Le CAC 40 chute ce matin.
BT/JS - REUTERS - Benoit Tessier

Le CAC 40 chute ce matin.
BT/JS - REUTERS - Benoit Tessier
Le réveil est douloureux pour les investisseurs. À l'ouverture de la Bourse de Paris ce lundi, à 9 h, le CAC 40 plongeait de 2,66 %, avant de se reprendre dans l'après-midi (-0,97 % à 17h).
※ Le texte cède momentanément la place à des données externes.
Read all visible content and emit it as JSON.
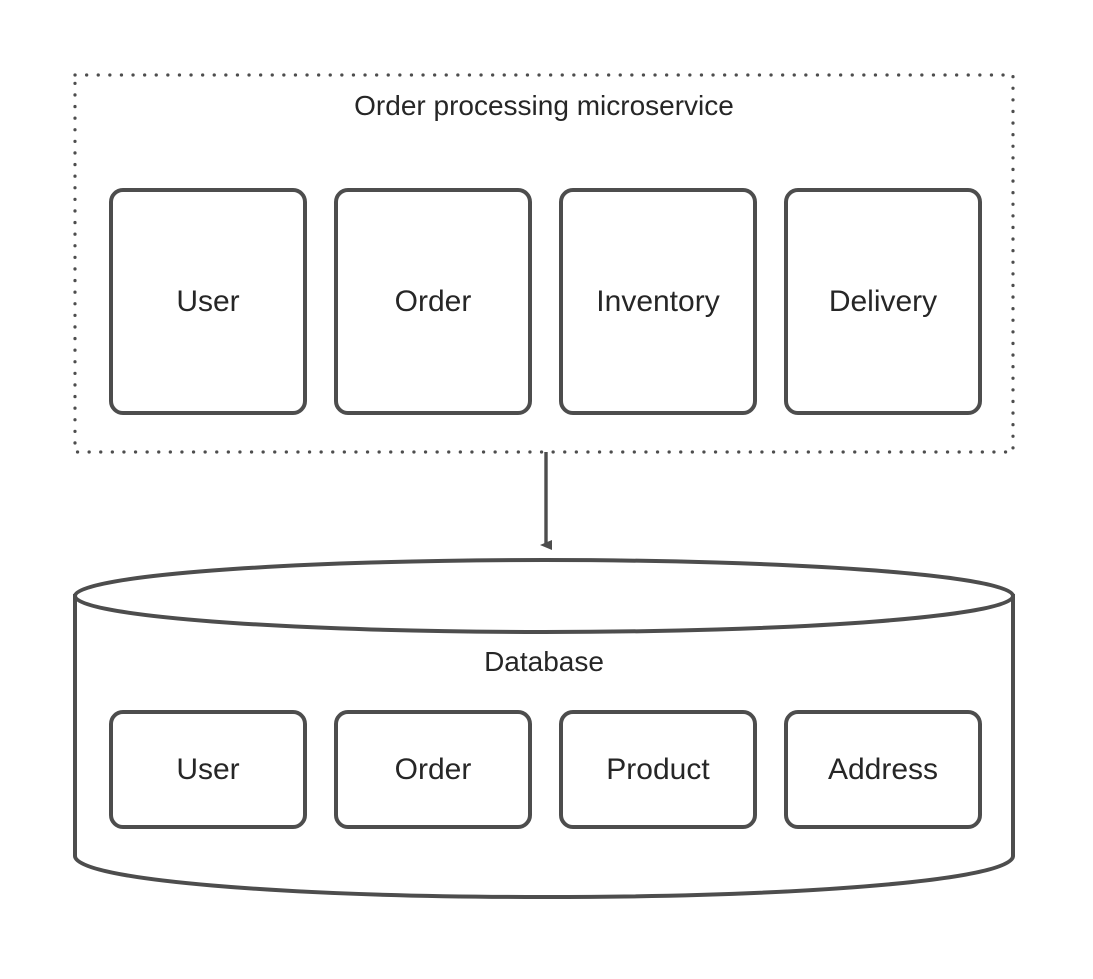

L'indice phare a déjà perdu près de 5 % la semaine dernière, après le début de la guerre lancée par Israël et les États-Unis contre l'Iran le 28 février.
Certains secteurs ont été particulièrement sanctionnés, comme l'aéronautique et la banque. Airbus, Safran et Société Générale ont ainsi dévissé de plus de 4 % à l'ouverture quand Crédit Agricole et BNP Paribas affichaient une baisse de 3 %. Mais la plus forte baisse revient à Accor. Le géant des hôtels a vu son cours dévisser de 4,2 % alors qu'il a déjà chuté de 3,45 % la semaine dernière.
La cause de cette bérézina boursière vient, bien sûr, de l'envolée du cours du pétrole cette nuit. Le baril de Brent de la mer du Nord, référence mondiale du marché, s'est envolé au début de la séance de plus de 28 % et le WTI, son équivalent américain, de plus de 31 %, sa plus forte hausse journalière jamais enregistrée. Avant de légèrement se détendre à 16 h (+ 5,50 % pour le Brent, +4,18 % pour le WTI)
« L'Iran devrait poursuivre la fermeture du détroit d'Ormuz et les attaques contre les installations d'autres pays producteurs de pétrole, comme on l'a vu la semaine dernière », prévient dans une note Satoru Yoshida, analyste en matières premières chez Rakuten Securities, prédisant que le brut léger américain pourrait atteindre 120 dollars ou même 130 dollars le baril dans un délai relativement court.
Une envolée des prix de l'énergie menace d'augmenter les coûts de fabrication et de transport de nombreuses entreprises et, in fine, de réduire leurs marges et leurs ventes.
Si l'inquiétude est palpable, les analystes ne crient pas encore à la crise financière. « Si la volatilité pourrait rester élevée à court terme, l’histoire montre que l’impact des crises géopolitiques sur les marchés financiers est souvent plus temporaire que structurel », rappelle John Plassard.
Chaque semaine, les clés pour comprendre les marchés financiers.

Les Bourses asiatiques en chute libre
Paris est loin d'être la seule place boursière en forte baisse. La Bourse de Tokyo a clôturé ce lundi sur un plongeon de quelque 5 % tandis que Séoul a terminé la séance en dévissant de 6 %, dans des marchés paniqués par la flambée des cours du pétrole et les répercussions économiques du conflit au Moyen-Orient.